I'm trying to better understand the manifold GL+(3,R)/S0(3) which is diffeomorphic to positive definite symmetric matrices. My motivation is to understand U in F = RU where F in GL+(3,R) = deformation gradient, R in S0(3), & U in GL+(3,R)/S0(3) = stretches & shears.

I think that:
(1) GL+(3,R)/SO(3) being diffeomorphic to SYMMETRIC positive definite matrices results from SO(3) not being SYMMETRIC.
(2) Any U in GL+(3,R)/SO(3) can be composed from the set of matrices consisting of all principal shears (identity matrices with 1 off-diag. non-zero entry), all principal stretches (diag. matrices with non-zero diag. entries), & the identity matrix.
(3) This set is not a group for reason given below.

An earlier discussion Shear transformations about shear transformations has been very helpful. It highlighted that:
(a) Any upper/lower triangular matrix with 1's on diag. is a composition of shears.
(b) Any matrix with det.= 1 including (a) but also S0(3) can be decomposed into upper/lower triangular matrices with 1's on diag..
(c) Given (b), shear transformations don't form a group as SO(3) not a shear but can be composed from shear transformations.
(d) Upper (or lower) triangular matrices with 1's on diag. (i.e. composed shears) are a group but obviously not containing ALL shears since lower (or upper) triangular shear matrices missing.

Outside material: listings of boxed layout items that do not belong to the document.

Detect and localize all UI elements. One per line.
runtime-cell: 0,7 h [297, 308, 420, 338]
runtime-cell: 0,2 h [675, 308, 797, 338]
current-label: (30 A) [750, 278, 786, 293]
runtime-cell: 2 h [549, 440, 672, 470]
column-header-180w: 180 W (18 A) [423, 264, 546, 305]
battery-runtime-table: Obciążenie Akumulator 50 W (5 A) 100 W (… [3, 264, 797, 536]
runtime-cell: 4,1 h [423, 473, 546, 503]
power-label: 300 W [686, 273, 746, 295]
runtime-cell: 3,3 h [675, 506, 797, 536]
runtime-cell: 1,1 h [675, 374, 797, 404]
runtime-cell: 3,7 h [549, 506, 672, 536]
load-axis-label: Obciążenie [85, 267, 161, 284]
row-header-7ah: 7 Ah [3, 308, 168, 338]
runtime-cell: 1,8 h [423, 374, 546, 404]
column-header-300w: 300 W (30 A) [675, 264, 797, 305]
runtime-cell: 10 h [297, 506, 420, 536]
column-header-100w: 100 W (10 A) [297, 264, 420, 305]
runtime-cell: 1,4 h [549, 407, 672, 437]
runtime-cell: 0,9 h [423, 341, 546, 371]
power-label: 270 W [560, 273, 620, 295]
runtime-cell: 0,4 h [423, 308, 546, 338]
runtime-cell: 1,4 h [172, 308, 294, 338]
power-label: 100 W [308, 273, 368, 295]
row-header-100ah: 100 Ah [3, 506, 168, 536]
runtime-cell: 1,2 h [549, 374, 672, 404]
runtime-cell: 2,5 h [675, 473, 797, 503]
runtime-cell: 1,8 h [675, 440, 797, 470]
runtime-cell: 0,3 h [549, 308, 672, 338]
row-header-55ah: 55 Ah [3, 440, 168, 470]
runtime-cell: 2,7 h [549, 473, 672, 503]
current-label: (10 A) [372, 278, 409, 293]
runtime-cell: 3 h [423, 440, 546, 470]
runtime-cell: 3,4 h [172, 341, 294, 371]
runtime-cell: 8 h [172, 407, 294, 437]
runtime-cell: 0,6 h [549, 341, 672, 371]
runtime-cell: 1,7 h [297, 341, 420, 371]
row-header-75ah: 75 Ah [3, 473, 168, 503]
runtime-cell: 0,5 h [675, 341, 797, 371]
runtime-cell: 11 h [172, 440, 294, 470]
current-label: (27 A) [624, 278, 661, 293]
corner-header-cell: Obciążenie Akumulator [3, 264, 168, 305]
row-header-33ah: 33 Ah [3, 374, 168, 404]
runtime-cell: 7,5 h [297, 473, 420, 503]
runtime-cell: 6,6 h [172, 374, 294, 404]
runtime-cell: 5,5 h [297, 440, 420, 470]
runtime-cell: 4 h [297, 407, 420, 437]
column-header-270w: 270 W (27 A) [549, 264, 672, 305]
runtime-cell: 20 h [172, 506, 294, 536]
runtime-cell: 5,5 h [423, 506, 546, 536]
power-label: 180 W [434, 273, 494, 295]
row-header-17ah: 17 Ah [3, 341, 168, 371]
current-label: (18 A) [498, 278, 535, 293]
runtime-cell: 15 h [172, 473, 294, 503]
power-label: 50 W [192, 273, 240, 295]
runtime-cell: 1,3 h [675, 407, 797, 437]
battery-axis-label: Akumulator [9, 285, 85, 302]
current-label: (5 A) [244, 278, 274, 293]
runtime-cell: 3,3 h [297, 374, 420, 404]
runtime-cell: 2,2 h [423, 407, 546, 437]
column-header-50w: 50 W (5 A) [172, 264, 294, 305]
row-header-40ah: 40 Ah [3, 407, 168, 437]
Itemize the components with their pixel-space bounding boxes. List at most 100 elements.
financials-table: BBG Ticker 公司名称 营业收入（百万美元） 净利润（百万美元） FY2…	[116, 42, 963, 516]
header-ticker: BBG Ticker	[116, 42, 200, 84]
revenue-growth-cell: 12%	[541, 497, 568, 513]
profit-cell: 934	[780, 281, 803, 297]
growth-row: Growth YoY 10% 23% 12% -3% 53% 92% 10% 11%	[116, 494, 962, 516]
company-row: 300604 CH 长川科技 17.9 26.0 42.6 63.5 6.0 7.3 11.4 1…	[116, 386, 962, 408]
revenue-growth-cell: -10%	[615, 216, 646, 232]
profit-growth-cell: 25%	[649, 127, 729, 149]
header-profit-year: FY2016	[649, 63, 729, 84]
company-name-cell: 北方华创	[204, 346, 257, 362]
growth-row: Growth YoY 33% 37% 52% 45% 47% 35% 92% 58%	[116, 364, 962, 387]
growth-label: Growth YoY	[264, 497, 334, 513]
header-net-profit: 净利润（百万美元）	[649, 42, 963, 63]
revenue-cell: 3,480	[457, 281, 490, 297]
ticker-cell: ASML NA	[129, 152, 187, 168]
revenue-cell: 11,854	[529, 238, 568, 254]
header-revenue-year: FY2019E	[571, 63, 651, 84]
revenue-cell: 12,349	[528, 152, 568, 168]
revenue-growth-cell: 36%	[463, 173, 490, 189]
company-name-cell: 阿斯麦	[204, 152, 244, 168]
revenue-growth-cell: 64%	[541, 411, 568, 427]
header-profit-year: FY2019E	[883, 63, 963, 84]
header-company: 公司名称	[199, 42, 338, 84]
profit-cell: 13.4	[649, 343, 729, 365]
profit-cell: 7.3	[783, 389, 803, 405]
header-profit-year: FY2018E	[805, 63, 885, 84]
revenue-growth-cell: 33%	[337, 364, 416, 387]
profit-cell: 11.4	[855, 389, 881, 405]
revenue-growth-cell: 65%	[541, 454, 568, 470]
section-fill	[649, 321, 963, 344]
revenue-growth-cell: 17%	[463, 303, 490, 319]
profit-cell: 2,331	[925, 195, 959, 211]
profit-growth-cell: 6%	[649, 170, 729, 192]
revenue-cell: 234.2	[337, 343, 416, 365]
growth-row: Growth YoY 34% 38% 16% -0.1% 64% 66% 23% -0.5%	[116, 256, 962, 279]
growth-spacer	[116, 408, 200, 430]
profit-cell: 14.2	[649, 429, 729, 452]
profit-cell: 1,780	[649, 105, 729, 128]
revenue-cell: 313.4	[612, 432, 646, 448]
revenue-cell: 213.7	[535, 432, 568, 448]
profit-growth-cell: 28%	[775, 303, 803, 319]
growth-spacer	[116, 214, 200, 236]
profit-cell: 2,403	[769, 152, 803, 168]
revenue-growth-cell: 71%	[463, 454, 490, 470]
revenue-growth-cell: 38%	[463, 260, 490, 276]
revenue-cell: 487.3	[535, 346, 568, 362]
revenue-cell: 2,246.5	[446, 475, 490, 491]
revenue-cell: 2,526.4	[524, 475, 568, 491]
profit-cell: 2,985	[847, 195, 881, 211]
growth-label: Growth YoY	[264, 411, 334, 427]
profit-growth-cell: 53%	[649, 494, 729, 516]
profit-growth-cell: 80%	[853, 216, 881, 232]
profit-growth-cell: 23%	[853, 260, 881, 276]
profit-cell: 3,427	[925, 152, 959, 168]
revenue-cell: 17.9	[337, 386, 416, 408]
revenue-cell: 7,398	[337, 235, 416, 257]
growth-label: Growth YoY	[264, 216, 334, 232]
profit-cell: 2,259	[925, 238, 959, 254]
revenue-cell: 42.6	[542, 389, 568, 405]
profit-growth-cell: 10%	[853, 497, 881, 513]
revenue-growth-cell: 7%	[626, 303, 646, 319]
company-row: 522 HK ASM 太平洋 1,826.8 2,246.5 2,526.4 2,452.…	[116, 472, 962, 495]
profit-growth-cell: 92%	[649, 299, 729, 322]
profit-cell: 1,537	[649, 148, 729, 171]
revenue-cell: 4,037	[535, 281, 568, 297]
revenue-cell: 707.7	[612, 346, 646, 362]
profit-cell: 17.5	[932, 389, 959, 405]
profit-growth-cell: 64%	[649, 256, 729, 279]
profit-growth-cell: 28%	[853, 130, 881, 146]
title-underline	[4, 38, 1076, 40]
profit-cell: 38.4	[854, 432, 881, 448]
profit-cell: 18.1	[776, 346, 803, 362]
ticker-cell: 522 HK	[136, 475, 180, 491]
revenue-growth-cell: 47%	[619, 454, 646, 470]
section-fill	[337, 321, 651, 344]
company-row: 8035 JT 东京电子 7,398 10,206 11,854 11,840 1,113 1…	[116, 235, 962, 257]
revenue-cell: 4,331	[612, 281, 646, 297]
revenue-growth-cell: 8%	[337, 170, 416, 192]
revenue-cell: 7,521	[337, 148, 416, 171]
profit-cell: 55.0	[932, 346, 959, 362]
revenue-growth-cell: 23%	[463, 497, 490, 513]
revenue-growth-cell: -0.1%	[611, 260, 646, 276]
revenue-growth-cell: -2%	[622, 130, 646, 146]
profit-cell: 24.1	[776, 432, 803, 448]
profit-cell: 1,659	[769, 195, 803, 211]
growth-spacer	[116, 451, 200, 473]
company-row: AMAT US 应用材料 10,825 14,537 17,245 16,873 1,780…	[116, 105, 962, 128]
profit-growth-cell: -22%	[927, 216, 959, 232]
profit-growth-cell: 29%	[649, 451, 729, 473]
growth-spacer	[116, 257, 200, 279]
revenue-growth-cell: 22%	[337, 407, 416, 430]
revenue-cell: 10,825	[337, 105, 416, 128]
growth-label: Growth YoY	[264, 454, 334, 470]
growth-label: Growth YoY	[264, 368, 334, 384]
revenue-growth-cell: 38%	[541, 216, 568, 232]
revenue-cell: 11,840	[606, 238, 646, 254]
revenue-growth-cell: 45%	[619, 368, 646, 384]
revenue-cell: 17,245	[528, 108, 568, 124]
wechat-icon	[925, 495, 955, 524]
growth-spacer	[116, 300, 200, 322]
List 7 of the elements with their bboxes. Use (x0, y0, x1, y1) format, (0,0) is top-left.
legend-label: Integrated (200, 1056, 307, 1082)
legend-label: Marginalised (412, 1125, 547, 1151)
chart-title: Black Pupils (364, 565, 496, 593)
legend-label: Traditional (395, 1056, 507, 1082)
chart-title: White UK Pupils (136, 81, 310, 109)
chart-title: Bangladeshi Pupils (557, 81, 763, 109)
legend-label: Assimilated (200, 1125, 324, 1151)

And, I'm assuming, composing these two groups NOT a group as per (c).

i) If my thoughts about GL+(3,R)/SO(3) in points (1) & (2) above are correct ?
ii) How, as in (b), can composing an upper & lower triangular matrix (both composed shears) result in a rotation in SO(3) ?

Sorry for such a long post !

-

$GL^+(3,R)/SO(3)$ is the space of 3 dimensional positive definite symmetric matrices because the polar decomposition of $g \in GL^+(3,R)$ is $g = o p$ , $o \in SO(3)$ and $p$ is positive definite symmetric .
The wikipedia page treats the complex case, but by repeating the computation for the real case you actually get a constructive proof why matrices $p$ are positive definite symmetric.